As yours has already said, there is a rule of thumb to not use mean squared error (MSE) in classification tasks. Neural networks learn very slowly with it, especially if the classification is multi-class. What do we do instead?

If the classification task is organised as in our example, cross-entropy (crossentropy) or its binary variant (binarycrossentropy) is often used as a loss function if there are only two classes. Sometimes the operation softmax is excluded from the neural network for the sake of speeding up its work, then you can specify that it should be executed in the loss function by specifying logitcrossentropy or logitbinarycrossentropy.

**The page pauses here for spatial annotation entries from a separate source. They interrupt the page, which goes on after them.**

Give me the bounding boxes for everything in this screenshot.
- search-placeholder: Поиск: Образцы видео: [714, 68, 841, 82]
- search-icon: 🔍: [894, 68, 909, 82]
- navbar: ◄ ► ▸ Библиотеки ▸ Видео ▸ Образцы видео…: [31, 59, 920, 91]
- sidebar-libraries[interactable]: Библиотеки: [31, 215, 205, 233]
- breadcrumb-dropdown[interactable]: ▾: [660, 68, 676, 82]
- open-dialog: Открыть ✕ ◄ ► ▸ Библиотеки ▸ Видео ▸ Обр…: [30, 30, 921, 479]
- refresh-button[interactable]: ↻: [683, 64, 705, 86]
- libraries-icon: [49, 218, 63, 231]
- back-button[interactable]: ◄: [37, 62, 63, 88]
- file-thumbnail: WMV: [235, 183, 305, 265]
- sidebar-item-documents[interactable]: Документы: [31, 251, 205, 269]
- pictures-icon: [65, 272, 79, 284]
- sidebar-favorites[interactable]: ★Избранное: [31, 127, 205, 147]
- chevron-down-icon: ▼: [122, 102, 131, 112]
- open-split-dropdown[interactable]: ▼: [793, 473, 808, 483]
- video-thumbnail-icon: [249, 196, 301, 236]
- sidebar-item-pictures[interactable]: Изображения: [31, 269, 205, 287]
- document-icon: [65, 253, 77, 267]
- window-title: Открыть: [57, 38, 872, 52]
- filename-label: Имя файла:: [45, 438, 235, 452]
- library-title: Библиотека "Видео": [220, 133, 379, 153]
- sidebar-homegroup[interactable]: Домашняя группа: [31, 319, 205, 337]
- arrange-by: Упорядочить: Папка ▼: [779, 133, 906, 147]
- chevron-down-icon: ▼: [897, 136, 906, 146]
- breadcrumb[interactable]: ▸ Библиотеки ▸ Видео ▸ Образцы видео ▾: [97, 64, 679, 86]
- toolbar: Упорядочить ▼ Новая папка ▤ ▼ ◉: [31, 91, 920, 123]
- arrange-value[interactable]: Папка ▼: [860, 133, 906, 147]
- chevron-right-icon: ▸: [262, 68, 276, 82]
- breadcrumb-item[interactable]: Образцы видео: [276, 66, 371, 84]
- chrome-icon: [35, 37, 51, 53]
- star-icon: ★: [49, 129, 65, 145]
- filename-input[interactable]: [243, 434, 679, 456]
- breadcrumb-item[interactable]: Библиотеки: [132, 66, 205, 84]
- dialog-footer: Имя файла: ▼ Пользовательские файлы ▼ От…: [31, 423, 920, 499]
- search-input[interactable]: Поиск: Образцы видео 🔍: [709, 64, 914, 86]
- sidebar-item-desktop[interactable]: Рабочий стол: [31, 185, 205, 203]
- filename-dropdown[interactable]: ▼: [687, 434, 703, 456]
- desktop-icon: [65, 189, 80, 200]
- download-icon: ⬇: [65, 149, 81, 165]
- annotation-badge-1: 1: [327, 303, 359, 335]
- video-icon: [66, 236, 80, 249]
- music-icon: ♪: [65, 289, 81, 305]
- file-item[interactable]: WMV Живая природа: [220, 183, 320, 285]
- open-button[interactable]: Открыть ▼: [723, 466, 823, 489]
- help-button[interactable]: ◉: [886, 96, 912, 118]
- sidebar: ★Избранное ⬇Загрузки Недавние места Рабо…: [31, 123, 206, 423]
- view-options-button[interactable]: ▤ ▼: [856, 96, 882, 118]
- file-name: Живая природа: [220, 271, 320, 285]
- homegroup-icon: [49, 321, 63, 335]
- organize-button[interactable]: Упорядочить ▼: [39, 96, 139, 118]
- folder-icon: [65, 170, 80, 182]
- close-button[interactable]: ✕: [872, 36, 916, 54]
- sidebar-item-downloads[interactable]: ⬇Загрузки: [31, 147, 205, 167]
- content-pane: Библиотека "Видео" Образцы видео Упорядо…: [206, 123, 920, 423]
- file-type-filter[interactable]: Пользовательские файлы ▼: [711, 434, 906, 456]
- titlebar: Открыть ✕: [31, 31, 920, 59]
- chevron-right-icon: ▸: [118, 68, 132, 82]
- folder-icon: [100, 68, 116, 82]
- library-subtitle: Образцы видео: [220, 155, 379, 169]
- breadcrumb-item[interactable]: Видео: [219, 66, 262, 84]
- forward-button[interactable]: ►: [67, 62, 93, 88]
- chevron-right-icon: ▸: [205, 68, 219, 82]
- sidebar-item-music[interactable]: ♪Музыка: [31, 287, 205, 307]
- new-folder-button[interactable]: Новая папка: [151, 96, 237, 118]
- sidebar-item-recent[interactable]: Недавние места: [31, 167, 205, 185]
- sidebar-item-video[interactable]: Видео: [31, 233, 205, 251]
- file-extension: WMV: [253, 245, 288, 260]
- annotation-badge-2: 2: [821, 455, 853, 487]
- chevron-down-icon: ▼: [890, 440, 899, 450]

accuracy(ỹ, y) = mean( Flux.onecold( ỹ ) .== Flux.onecold( y ))

We keep the prediction accuracy (accuracy) - the percentage of correctly guessed values. The function onecold performs the inverse operation to onehot. The onehot-coding operation finds the largest element in the vector and represents it as number 1 in the output vector, where all other positions are equal to 0. In its turn, the onecold operation finds the largest element in the input vector and outputs one value - the class label corresponding to this element (or an ordinal number if no labels are specified).

This function can be defined much more simply, but high-level functions usually avoid many errors or at least produce more valuable error messages.

Not every run leads to a good result, so we set some specific seed. at the beginning of this example. It can be useful to automatically train several models with different initialisations and select the best one. Or, if training is planned to be done very often and on a slightly different sample (as in the case of digital twin), it is better to spend more time creating a more robust training procedure. For example, set up sinusoidal control of the learning rate or add batch-normalisation.

Conclusion¶

We trained a neural network for classification and placed it on the canvas as another block within the model.

The code of the training procedure is very concise, it can be reduced to 7 lines. The code of the neural network inside the block was generated automatically.